Friday, July 8, 2016

How to Set Up Your Website for Retina-Ready Images

How to Set Up Your Website for Retina-Ready Images

It’s been quite some time since the Retina displays on iOS devices were first released, but there are still a lot of websites out there that are not Retina-ready, even as designers and developers have gotten hip to the facts of a fully responsive, mobile-friendly world.

Here’s what you need to know about the options for making your work look its best on the increasingly common Retina displays. The good news is that, as daunting as it may seem, it’s really not that complicated.

Prepping Your Website for Retina-Ready Images

Double Your Fun

There are actually a number of ways you can skin this cat, so to speak. In the first, you’ll need to sharpen up your CSS a bit and include versions of your images at double their normal resolution. The CSS will determine which image to display based on the device on which your site is being viewed.

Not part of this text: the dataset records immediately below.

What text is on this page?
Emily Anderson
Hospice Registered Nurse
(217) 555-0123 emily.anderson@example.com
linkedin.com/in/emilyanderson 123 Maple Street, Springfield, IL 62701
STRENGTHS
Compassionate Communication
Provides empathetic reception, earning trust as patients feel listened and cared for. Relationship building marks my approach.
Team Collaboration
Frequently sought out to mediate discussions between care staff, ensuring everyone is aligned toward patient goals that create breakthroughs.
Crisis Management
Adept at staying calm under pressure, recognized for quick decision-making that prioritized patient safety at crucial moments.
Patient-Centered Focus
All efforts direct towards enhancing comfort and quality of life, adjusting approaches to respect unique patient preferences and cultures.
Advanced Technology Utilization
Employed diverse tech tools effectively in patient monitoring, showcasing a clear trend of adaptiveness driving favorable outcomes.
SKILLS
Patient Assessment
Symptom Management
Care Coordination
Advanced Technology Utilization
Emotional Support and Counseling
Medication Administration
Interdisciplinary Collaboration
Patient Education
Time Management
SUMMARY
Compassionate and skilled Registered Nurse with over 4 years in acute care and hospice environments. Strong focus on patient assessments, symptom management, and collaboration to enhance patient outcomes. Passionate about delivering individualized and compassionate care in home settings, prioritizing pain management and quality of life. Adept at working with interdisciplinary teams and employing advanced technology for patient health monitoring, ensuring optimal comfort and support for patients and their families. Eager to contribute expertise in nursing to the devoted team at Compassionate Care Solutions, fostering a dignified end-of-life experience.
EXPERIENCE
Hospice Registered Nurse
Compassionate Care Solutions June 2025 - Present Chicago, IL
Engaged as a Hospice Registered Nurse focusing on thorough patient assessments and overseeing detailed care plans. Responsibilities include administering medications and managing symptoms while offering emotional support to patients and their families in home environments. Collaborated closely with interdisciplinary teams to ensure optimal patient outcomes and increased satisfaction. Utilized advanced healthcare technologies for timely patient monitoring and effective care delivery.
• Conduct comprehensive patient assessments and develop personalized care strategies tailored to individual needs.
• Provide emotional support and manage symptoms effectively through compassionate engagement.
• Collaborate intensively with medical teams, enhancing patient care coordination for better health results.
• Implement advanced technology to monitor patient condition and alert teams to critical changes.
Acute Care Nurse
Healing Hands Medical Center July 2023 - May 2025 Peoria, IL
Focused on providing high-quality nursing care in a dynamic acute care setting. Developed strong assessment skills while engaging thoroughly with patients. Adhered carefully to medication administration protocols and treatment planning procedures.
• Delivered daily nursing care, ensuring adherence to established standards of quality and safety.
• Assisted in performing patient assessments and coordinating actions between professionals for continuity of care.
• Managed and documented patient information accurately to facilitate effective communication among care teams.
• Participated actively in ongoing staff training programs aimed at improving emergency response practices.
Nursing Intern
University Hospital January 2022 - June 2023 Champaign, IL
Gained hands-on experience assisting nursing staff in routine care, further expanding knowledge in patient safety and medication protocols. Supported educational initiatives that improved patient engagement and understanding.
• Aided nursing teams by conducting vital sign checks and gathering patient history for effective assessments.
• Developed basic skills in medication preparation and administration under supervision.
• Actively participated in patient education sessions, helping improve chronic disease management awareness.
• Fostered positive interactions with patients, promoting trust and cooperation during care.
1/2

The CSS updates you’ll need will vary depending on your target browsers, but the good news is that it’s not terribly complicated now, and is getting easier. We’ll leave the actual coding to another day.

One thing to keep in mind: you may want to develop a naming convention for your retina images so that you can easily associate the two versions of an image in case they need to be edited later.

SVG

Another approach is SVG, or Scalable Vector Graphics. As the name implies, these are limited to vector graphics and won’t work with photographic images, but SVG graphics eliminate the need for two image files for each graphic on your site. Again, there are variations from browser to browser so you’ll want to do additional research depending on your needs.

And as noted above, SVG is probably not going to work as your only solution on most sites, unless the site contains no photo-type images.

Brute Force

Of course, you could also simply dump the low-resolution files and just serve up the Retina-ready images. We’d only recommend this for uses with a very tightly defined audience. If you know bandwidth won’t be an issue, this might be the right route, but it’s certainly not a best practice

Other Coding Solutions

At the other end of the effort and elegance spectrum are coding methods that rely on some server-side changes (like .htaccess file entries) along with PHP and Javascript coding.

This might be your best approach, though the effort involved may not be worth it for smaller projects.

Overall, the approach you take will depend on your audience, the nature of your site’s visuals, and your development team’s level of technical expertise.  There is a good solution for just about every situation. The only bad solution is ignoring Retina displays entirely.